When Carter went to Camp David in 1978 to broker a peace agreement between Egypt and Israel, Mondale was initially designated to remain at the White House. But days into the negotiations, Carter summoned Mondale to Camp David. “The peace talks were falling apart,” Goldstein says. “Mondale went up there and talked to the Israelis himself. He was very much involved in the Camp David accords.”

It was during Mondale’s tenure that the vice president began having lunch with the president once a week, a practice that has become a White House custom. “I really was the general adviser to the president,” Mondale says. “Before our term, the vice president was standby equipment.”

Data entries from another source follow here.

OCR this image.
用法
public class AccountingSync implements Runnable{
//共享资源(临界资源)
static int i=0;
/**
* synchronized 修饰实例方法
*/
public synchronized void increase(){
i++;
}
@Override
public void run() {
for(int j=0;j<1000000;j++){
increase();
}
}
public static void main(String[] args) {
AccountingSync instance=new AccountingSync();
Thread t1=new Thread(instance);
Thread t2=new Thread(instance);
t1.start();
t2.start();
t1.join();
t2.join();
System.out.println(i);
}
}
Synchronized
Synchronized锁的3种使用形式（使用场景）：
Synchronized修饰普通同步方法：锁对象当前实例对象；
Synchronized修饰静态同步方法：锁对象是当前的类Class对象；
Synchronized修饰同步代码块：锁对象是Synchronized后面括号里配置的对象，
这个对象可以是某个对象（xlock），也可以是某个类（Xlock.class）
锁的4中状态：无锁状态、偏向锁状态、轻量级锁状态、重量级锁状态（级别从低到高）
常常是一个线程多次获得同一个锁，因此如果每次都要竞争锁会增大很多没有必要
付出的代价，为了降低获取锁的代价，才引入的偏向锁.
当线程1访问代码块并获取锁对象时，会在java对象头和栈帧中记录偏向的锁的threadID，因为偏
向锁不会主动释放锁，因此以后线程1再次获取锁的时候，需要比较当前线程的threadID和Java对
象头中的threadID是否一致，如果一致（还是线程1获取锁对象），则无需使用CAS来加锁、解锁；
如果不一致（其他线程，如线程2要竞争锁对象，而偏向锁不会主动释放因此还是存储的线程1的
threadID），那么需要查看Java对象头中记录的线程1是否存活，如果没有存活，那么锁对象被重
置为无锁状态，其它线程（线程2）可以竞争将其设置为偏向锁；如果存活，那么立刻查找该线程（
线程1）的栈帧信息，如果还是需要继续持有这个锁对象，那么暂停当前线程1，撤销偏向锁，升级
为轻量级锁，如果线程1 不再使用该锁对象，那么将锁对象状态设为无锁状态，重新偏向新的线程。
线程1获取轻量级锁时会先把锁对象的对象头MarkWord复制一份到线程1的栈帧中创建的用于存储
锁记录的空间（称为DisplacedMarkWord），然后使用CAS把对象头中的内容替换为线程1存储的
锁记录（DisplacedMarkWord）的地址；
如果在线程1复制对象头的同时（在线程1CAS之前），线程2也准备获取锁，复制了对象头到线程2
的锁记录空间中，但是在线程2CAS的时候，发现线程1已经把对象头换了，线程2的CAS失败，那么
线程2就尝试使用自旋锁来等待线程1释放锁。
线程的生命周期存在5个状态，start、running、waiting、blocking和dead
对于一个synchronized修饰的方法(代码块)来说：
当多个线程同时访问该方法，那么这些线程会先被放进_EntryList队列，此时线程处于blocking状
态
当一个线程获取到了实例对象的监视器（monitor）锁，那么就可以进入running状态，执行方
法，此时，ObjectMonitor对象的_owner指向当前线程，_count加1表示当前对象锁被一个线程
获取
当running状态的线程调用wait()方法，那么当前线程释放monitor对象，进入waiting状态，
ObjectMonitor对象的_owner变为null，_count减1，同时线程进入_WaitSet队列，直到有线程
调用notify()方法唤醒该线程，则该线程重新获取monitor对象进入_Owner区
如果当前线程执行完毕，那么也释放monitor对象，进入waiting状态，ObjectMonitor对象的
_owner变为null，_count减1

Mondale was 32 and four years out of law school when he was appointed Minnesota attorney general in 1960. While in that position, he organized a group of other attorneys general to file an amicus brief in Gideon v. Wainwright , the 1963 Supreme Court case that secured indigent criminal defendants the right to counsel in state courts. In 1964 he was appointed to the Senate, replacing Hubert Humphrey, a position that Mondale held until he was elected vice president. Among other things, he wrote the Comprehensive Child Development Act, which would have provided federal funds for day care services, prenatal care, and medical care for handicapped children. (The legislation was vetoed by President Richard Nixon in 1972.)

In 1984 Mondale launched his own unsuccessful bid for the presidency, an effort that is best known for his selection of New York congresswoman Geraldine Ferraro as the first female vice presidential candidate on a major party ticket. “I knew Geraldine would be a feisty, smart, tough candidate,” Mondale says. “And it did shake things up.” (Ferraro died last March.)

Now 83, Mondale is a senior counsel at Minneapolis’s Dorsey & Whitney, where he consults on international affairs (he was ambassador to Japan during the Clinton administration). He also keeps a hand in local civic life: In July, he and former governor Arne Carlson formed a task force to try to help solve a state budget impasse.

But Mondale’s life isn’t all about power players and big issues. At Dorsey, Mondale takes summer associates out to breakfast. “He engages with us about everything from life in the White House to his favorite hot dog stand at the state fair,” says summer associate Nadia Aboussir. “It’s astounding that someone who was the vice president, an ambassador, and a senator will look at us as peers.”